When I trace the beginning of FOODSTORIE/s I realize it begins with my own.
I owe everything to my mother and father. A lot of people say it, but for me, it’s true. And the truth moves me -- especially when one starts to understand how the foundations of love are laid. Their passion for travel and their love for others were waiting for me.
I was born in Hollywood, California, and named after Wendy of Peter Pan. My mother believed in the idea of never growing up. At least, in the sense of never giving up the childlike curiosity that can be a close companion to a spirited, adventurous life.
My greatest memories of my parents were our family trips, meticulously planned to give my older sister and I a view of the world. My eyes were opened to the value of both the simple and the spectacular- my childhood home had a closet, that trip by trip, became filled to the brim with carousels of slides.

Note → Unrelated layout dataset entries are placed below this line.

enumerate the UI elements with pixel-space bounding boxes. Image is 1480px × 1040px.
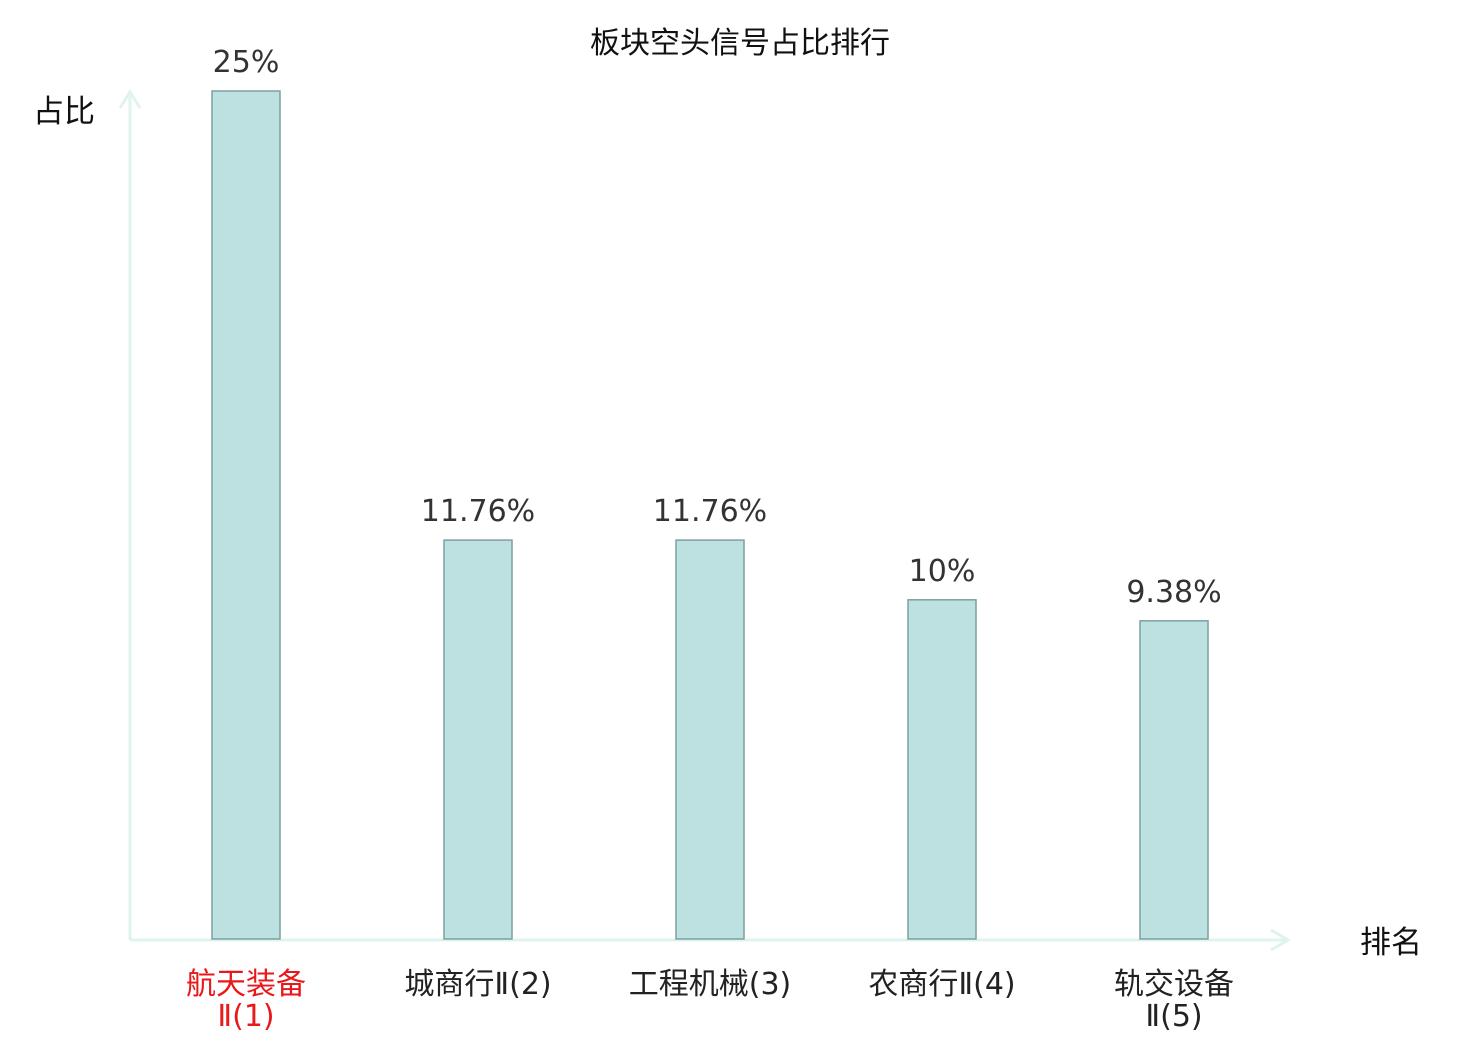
category-tick-label: 城商行Ⅱ(2): [404, 967, 551, 1002]
x-axis-arrow: [1270, 928, 1291, 952]
bar: [1139, 620, 1209, 940]
category-tick-label: 航天装备: [186, 967, 306, 1002]
bars-group: [211, 90, 1209, 940]
y-axis-arrow: [118, 89, 142, 109]
y-axis: [118, 89, 142, 940]
category-tick-label: 工程机械(3): [629, 967, 792, 1002]
x-axis: [130, 928, 1291, 952]
bar: [211, 90, 281, 940]
bar-value-label: 11.76%: [653, 494, 767, 529]
bar-value-label: 11.76%: [421, 494, 535, 529]
bar: [907, 599, 977, 940]
x-axis-title: 排名: [1360, 925, 1422, 961]
value-labels-group: 25% 11.76% 11.76% 10% 9.38%: [213, 45, 1222, 610]
bar-value-label: 10%: [909, 554, 976, 589]
chart-title: 板块空头信号占比排行: [590, 26, 890, 61]
category-tick-label: 农商行Ⅱ(4): [868, 967, 1015, 1002]
bar: [443, 539, 513, 940]
bar-value-label: 25%: [213, 45, 280, 80]
category-tick-label: Ⅱ(5): [1145, 999, 1202, 1034]
category-tick-label: Ⅱ(1): [217, 999, 274, 1034]
y-axis-title: 占比: [33, 94, 95, 130]
bar-value-label: 9.38%: [1126, 575, 1221, 610]
category-tick-label: 轨交设备: [1114, 967, 1234, 1002]
bar: [675, 539, 745, 940]
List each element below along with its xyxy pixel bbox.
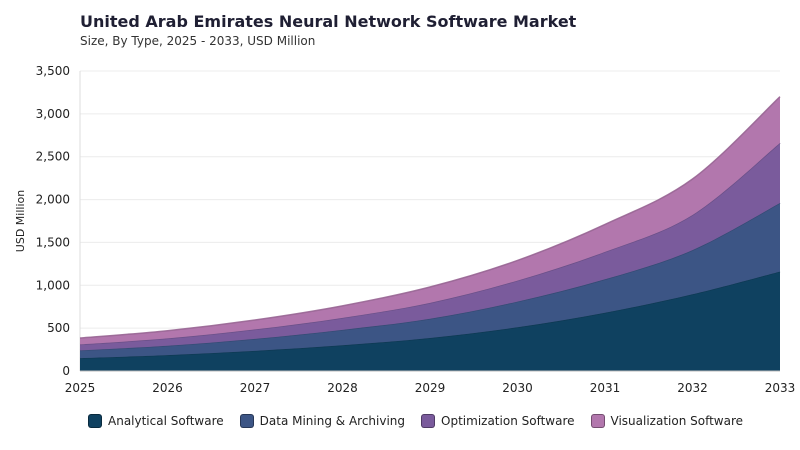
area-analytical-software [80, 271, 780, 371]
legend-label: Visualization Software [610, 414, 744, 428]
x-tick-label: 2025 [65, 381, 96, 395]
area-visualization-software [80, 96, 780, 345]
chart-legend: Analytical Software Data Mining & Archivi… [88, 414, 743, 428]
legend-swatch [590, 414, 605, 428]
legend-item: Analytical Software [88, 414, 224, 428]
y-tick-label: 2,500 [36, 150, 70, 164]
legend-swatch [421, 414, 436, 428]
area-visualization-software-edge [79, 96, 781, 339]
legend-item: Visualization Software [590, 414, 744, 428]
legend-item: Optimization Software [421, 414, 575, 428]
x-tick-label: 2029 [415, 381, 446, 395]
legend-label: Analytical Software [108, 414, 224, 428]
y-tick-label: 1,000 [36, 278, 70, 292]
area-data-mining-archiving [80, 203, 780, 359]
chart-title: United Arab Emirates Neural Network Soft… [80, 12, 577, 31]
legend-label: Data Mining & Archiving [259, 414, 406, 428]
y-tick-label: 0 [62, 364, 70, 378]
x-tick-label: 2033 [765, 381, 796, 395]
y-tick-label: 500 [47, 321, 70, 335]
area-optimization-software [80, 143, 780, 351]
y-axis-title: USD Million [14, 190, 27, 252]
x-tick-label: 2032 [677, 381, 708, 395]
x-tick-label: 2030 [502, 381, 533, 395]
x-tick-label: 2028 [327, 381, 358, 395]
x-tick-label: 2031 [590, 381, 621, 395]
x-tick-label: 2027 [240, 381, 271, 395]
y-tick-label: 2,000 [36, 193, 70, 207]
x-tick-label: 2026 [152, 381, 183, 395]
legend-item: Data Mining & Archiving [239, 414, 406, 428]
legend-swatch [239, 414, 254, 428]
legend-swatch [88, 414, 102, 428]
y-tick-label: 3,000 [36, 107, 70, 121]
y-tick-label: 3,500 [36, 64, 70, 78]
chart-subtitle: Size, By Type, 2025 - 2033, USD Million [80, 34, 316, 48]
y-tick-label: 1,500 [36, 235, 70, 249]
legend-label: Optimization Software [441, 414, 575, 428]
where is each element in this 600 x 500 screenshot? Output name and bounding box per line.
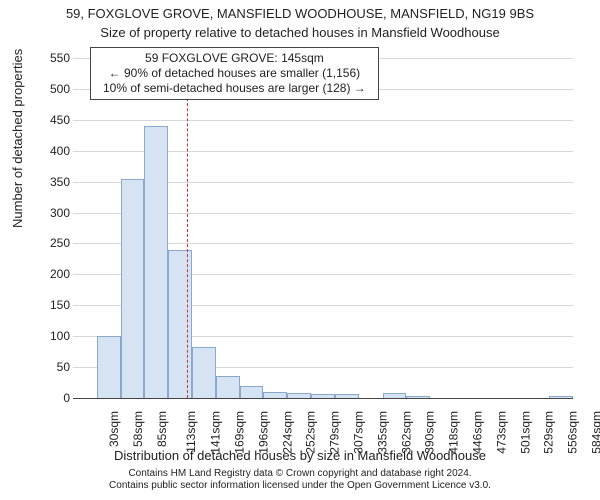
x-tick-label: 473sqm [495, 411, 509, 454]
y-tick-label: 250 [30, 236, 70, 250]
x-tick-label: 390sqm [423, 411, 437, 454]
x-tick-label: 252sqm [304, 411, 318, 454]
histogram-bar [263, 392, 287, 398]
x-tick-label: 584sqm [590, 411, 600, 454]
y-tick-label: 150 [30, 298, 70, 312]
histogram-bar [406, 396, 430, 398]
info-box: 59 FOXGLOVE GROVE: 145sqm ← 90% of detac… [90, 47, 379, 100]
title-sub: Size of property relative to detached ho… [0, 25, 600, 40]
histogram-bar [216, 376, 240, 398]
histogram-bar [383, 393, 407, 398]
y-tick-label: 400 [30, 144, 70, 158]
grid-line [73, 120, 573, 121]
x-tick-label: 141sqm [209, 411, 223, 454]
x-tick-label: 362sqm [399, 411, 413, 454]
y-tick-label: 550 [30, 51, 70, 65]
footer-line-2: Contains public sector information licen… [0, 480, 600, 492]
x-tick-label: 224sqm [280, 411, 294, 454]
info-line-3: 10% of semi-detached houses are larger (… [103, 81, 366, 96]
x-tick-label: 529sqm [542, 411, 556, 454]
histogram-bar [192, 347, 216, 398]
y-axis-title: Number of detached properties [10, 49, 25, 228]
x-tick-label: 58sqm [131, 411, 145, 447]
x-tick-label: 169sqm [233, 411, 247, 454]
y-tick-label: 500 [30, 82, 70, 96]
x-tick-label: 30sqm [107, 411, 121, 447]
histogram-bar [144, 126, 168, 398]
histogram-bar [335, 394, 359, 398]
histogram-bar [168, 250, 192, 398]
x-tick-label: 335sqm [376, 411, 390, 454]
title-main: 59, FOXGLOVE GROVE, MANSFIELD WOODHOUSE,… [0, 6, 600, 21]
histogram-bar [549, 396, 573, 398]
y-tick-label: 450 [30, 113, 70, 127]
histogram-bar [97, 336, 121, 398]
y-tick-label: 0 [30, 391, 70, 405]
x-tick-label: 446sqm [471, 411, 485, 454]
x-tick-label: 501sqm [518, 411, 532, 454]
x-tick-label: 418sqm [447, 411, 461, 454]
x-tick-label: 556sqm [566, 411, 580, 454]
y-tick-label: 350 [30, 175, 70, 189]
y-tick-label: 50 [30, 360, 70, 374]
footer-line-1: Contains HM Land Registry data © Crown c… [0, 468, 600, 480]
histogram-bar [121, 179, 145, 398]
histogram-bar [311, 394, 335, 398]
y-tick-label: 300 [30, 206, 70, 220]
histogram-bar [240, 386, 264, 398]
x-axis-title: Distribution of detached houses by size … [0, 448, 600, 463]
x-tick-label: 196sqm [256, 411, 270, 454]
reference-line [187, 58, 188, 398]
chart-container: 59, FOXGLOVE GROVE, MANSFIELD WOODHOUSE,… [0, 0, 600, 500]
grid-line [73, 398, 573, 399]
x-tick-label: 85sqm [155, 411, 169, 447]
x-tick-label: 279sqm [328, 411, 342, 454]
info-line-1: 59 FOXGLOVE GROVE: 145sqm [103, 51, 366, 66]
info-line-2: ← 90% of detached houses are smaller (1,… [103, 66, 366, 81]
y-tick-label: 100 [30, 329, 70, 343]
x-tick-label: 113sqm [184, 411, 198, 453]
y-tick-label: 200 [30, 267, 70, 281]
x-tick-label: 307sqm [352, 411, 366, 454]
histogram-bar [287, 393, 311, 398]
plot-area [73, 58, 573, 398]
footer-text: Contains HM Land Registry data © Crown c… [0, 468, 600, 492]
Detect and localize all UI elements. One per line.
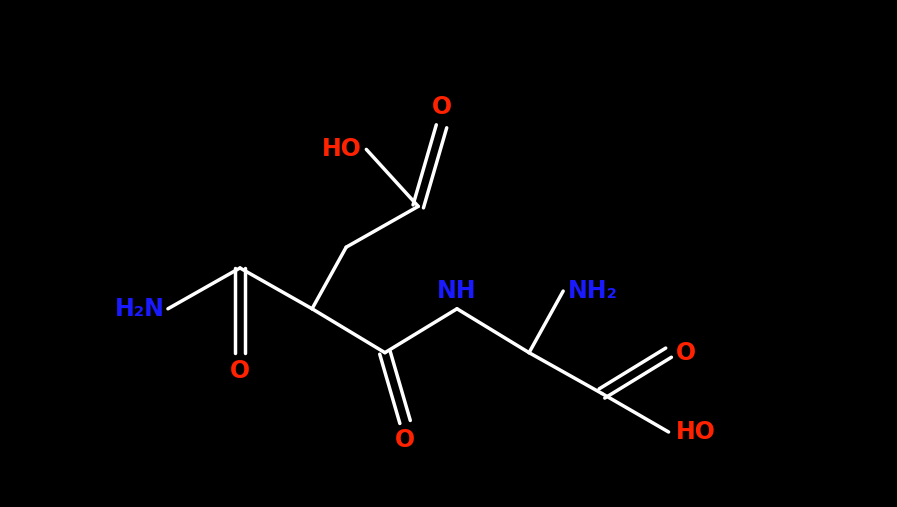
Text: O: O	[395, 428, 415, 452]
Text: HO: HO	[676, 420, 716, 444]
Text: NH₂: NH₂	[568, 279, 618, 303]
Text: O: O	[676, 341, 696, 365]
Text: NH: NH	[437, 279, 476, 303]
Text: O: O	[431, 95, 451, 119]
Text: H₂N: H₂N	[115, 297, 165, 321]
Text: HO: HO	[322, 137, 361, 161]
Text: O: O	[230, 359, 250, 383]
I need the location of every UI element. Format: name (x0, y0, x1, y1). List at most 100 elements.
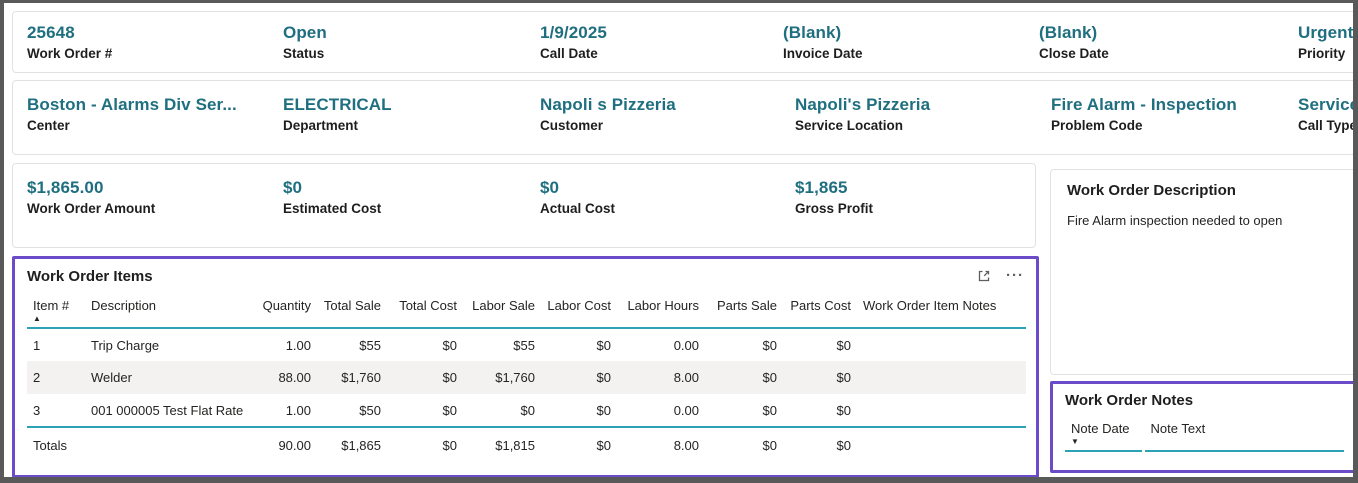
cell-quantity: 1.00 (285, 337, 311, 353)
kpi-actual-cost: $0 Actual Cost (540, 178, 615, 216)
kpi-label: Work Order # (27, 46, 113, 61)
kpi-service-location: Napoli's Pizzeria Service Location (795, 95, 930, 133)
cell-item-notes (857, 394, 1026, 427)
cell-labor-cost: $0 (596, 402, 611, 418)
work-order-items-table: Item # ▲ Description Quantity Total Sale… (27, 291, 1026, 462)
cell-item-number: 2 (27, 361, 85, 394)
column-header-total-cost[interactable]: Total Cost (387, 291, 463, 329)
total-parts-cost: $0 (783, 426, 857, 462)
kpi-status: Open Status (283, 23, 327, 61)
sort-ascending-icon: ▲ (33, 314, 41, 323)
cell-parts-cost: $0 (836, 337, 851, 353)
kpi-center: Boston - Alarms Div Ser... Center (27, 95, 237, 133)
column-header-labor-hours[interactable]: Labor Hours (617, 291, 705, 329)
totals-label: Totals (27, 426, 253, 462)
column-header-description[interactable]: Description (85, 291, 253, 329)
cell-total-cost: $0 (442, 337, 457, 353)
kpi-call-date: 1/9/2025 Call Date (540, 23, 607, 61)
cell-labor-sale: $0 (520, 402, 535, 418)
kpi-label: Invoice Date (783, 46, 863, 61)
kpi-close-date: (Blank) Close Date (1039, 23, 1109, 61)
kpi-value: $1,865 (795, 178, 848, 197)
column-header-work-order-item-notes[interactable]: Work Order Item Notes (857, 291, 1026, 329)
kpi-label: Call Type (1298, 118, 1358, 133)
cell-total-sale: $55 (359, 337, 381, 353)
column-header-parts-cost[interactable]: Parts Cost (783, 291, 857, 329)
cell-labor-sale: $1,760 (463, 361, 541, 394)
kpi-invoice-date: (Blank) Invoice Date (783, 23, 863, 61)
cell-total-cost: $0 (442, 402, 457, 418)
kpi-label: Priority (1298, 46, 1346, 61)
kpi-label: Call Date (540, 46, 598, 61)
cell-parts-cost: $0 (836, 402, 851, 418)
kpi-customer: Napoli s Pizzeria Customer (540, 95, 676, 133)
cell-labor-sale: $55 (513, 337, 535, 353)
total-total-cost: $0 (387, 426, 463, 462)
cell-item-number: 3 (33, 402, 41, 418)
kpi-call-type: Service Call Type (1298, 95, 1358, 133)
sort-descending-icon: ▼ (1071, 437, 1079, 446)
total-total-sale: $1,865 (317, 426, 387, 462)
cell-description: Welder (85, 361, 253, 394)
kpi-value: Napoli's Pizzeria (795, 95, 931, 114)
kpi-value: Boston - Alarms Div Ser... (27, 95, 237, 114)
work-order-notes-table: Note Date ▼ Note Text (1065, 417, 1344, 452)
cell-labor-hours: 0.00 (673, 337, 699, 353)
kpi-card-row-3: $1,865.00 Work Order Amount $0 Estimated… (12, 163, 1036, 248)
kpi-label: Actual Cost (540, 201, 616, 216)
total-labor-sale: $1,815 (463, 426, 541, 462)
column-header-parts-sale[interactable]: Parts Sale (705, 291, 783, 329)
column-header-quantity[interactable]: Quantity (253, 291, 317, 329)
notes-header-row: Note Date ▼ Note Text (1065, 417, 1344, 452)
column-header-labor-sale[interactable]: Labor Sale (463, 291, 541, 329)
items-header-row: Item # ▲ Description Quantity Total Sale… (27, 291, 1026, 329)
column-header-labor-cost[interactable]: Labor Cost (541, 291, 617, 329)
total-item-notes (857, 426, 1026, 462)
kpi-department: ELECTRICAL Department (283, 95, 392, 133)
total-quantity: 90.00 (253, 426, 317, 462)
kpi-label: Estimated Cost (283, 201, 382, 216)
cell-item-number: 1 (33, 337, 41, 353)
kpi-value: Napoli s Pizzeria (540, 95, 676, 114)
kpi-value: Urgent (1298, 23, 1354, 42)
kpi-value: (Blank) (1039, 23, 1098, 42)
kpi-work-order-amount: $1,865.00 Work Order Amount (27, 178, 155, 216)
more-options-icon[interactable]: ··· (1006, 267, 1024, 284)
cell-item-notes (857, 361, 1026, 394)
work-order-notes-panel[interactable]: Work Order Notes Note Date ▼ Note Text (1050, 381, 1353, 473)
cell-item-notes (857, 328, 1026, 361)
kpi-label: Close Date (1039, 46, 1109, 61)
kpi-value: Open (283, 23, 327, 42)
panel-title: Work Order Items (27, 268, 153, 285)
column-header-note-text[interactable]: Note Text (1143, 417, 1344, 452)
kpi-label: Gross Profit (795, 201, 874, 216)
table-row: 1 Trip Charge 1.00 $55 $0 $55 $0 0.00 $0… (27, 328, 1026, 361)
cell-quantity: 88.00 (253, 361, 317, 394)
cell-total-sale: $1,760 (317, 361, 387, 394)
cell-description: 001 000005 Test Flat Rate (91, 402, 244, 418)
cell-total-sale: $50 (359, 402, 381, 418)
kpi-label: Work Order Amount (27, 201, 156, 216)
cell-parts-sale: $0 (762, 337, 777, 353)
kpi-value: Fire Alarm - Inspection (1051, 95, 1237, 114)
visual-header: ··· (976, 268, 1024, 284)
table-row: 3 001 000005 Test Flat Rate 1.00 $50 $0 … (27, 394, 1026, 427)
cell-parts-sale: $0 (705, 361, 783, 394)
kpi-value: ELECTRICAL (283, 95, 392, 114)
table-row: 2 Welder 88.00 $1,760 $0 $1,760 $0 8.00 … (27, 361, 1026, 394)
work-order-items-panel[interactable]: Work Order Items ··· Item # (12, 256, 1039, 477)
total-labor-hours: 8.00 (617, 426, 705, 462)
column-header-note-date[interactable]: Note Date ▼ (1065, 417, 1145, 452)
kpi-value: $0 (283, 178, 303, 197)
kpi-value: $1,865.00 (27, 178, 104, 197)
kpi-value: (Blank) (783, 23, 842, 42)
focus-mode-icon[interactable] (976, 268, 992, 284)
column-header-total-sale[interactable]: Total Sale (317, 291, 387, 329)
cell-labor-cost: $0 (541, 361, 617, 394)
total-labor-cost: $0 (541, 426, 617, 462)
kpi-label: Problem Code (1051, 118, 1143, 133)
column-header-item-number[interactable]: Item # ▲ (27, 291, 85, 329)
cell-description: Trip Charge (91, 337, 160, 353)
totals-row: Totals 90.00 $1,865 $0 $1,815 $0 8.00 $0… (27, 426, 1026, 462)
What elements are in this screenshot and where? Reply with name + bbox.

Road trips through the Black Forest of Germany with picnics on the side of the road. Dark breads and bright orange cheeses. Being whisked away by an aggressive shop-keeper in Tunis, Africa to be put in traditional robe and headdress giving my family a good laugh at my expense. The endearing and enduring image of my father on a speedboat in Venice, Italy racing towards us -- his hands in the air victorious after recovering our family luggage which had been lost for three days somewhere over the Atlantic - ( I was 10 years old).
I still remember how the carpet felt on my arms and the ache in my belly, from lying for hours on their bedroom floor -- maps and travel books all around me and my Dad -as we planned and plotted what might be next. So much of my imagination growing up lived in the next place we'd go... what weird food my parents would bribe us to try, what new faces to be able to study. I remember always looking boldly into the eyes of these new people - to see if I could find something familiar- challenging myself to try to make them smile. I especially recall always obsessing about what was behind all those locked doors we'd pass on tours of palaces, or in the corridors of small inns we'd stay in... Who had lived there? What lives had they lived? Always I wondered about the food maybe because I knew for sure we at least had that in common. How amazing, I always thought, that my little family could be sitting in the same place, sometimes the same tables that people had sat hundreds of years before. I still wonder about these things, and i'm still excited to learn the answers.... the grown woman with the "Peter Pan" in me- is still intact.
When my parents passed away, within the same month of each other some years ago, my only thought was to travel far, far away and for as long as possible.
And so I did. And as a consequence, the beginning of this project in a more formal way began to take shape.
It can take time to realize how all of the pieces of life fit together. It's only recently that I realised that the impulse and passion pushing me has always been the same; beautiful tastes, beautiful words, beautiful sights, sunrises, sounds, beautifully tragic ruins still standing, the inspiration found in shared meals, shared stories on old family tables in newly discovered places. And, above all, the beautifully minded and spirited people sought out or found - the discovery of the smile. Of course there are the conflicts, and unearthed sorrows and all of the other things also found along the way, but those things I realize have often times been the deepest connectors. Allowing me not only to understand myself better, but often cultivating more deeply an empathy and sincere curiosity outside of oneself for others so often needed. These are the important things, the things that stand the test of time...the deepest kind of love we can find.
FOODSTORIE/s encompasses that foundation of love laid so long ago for me while I continue to seek the connections between things, record them and bring them here... all by the light of the sun and moon.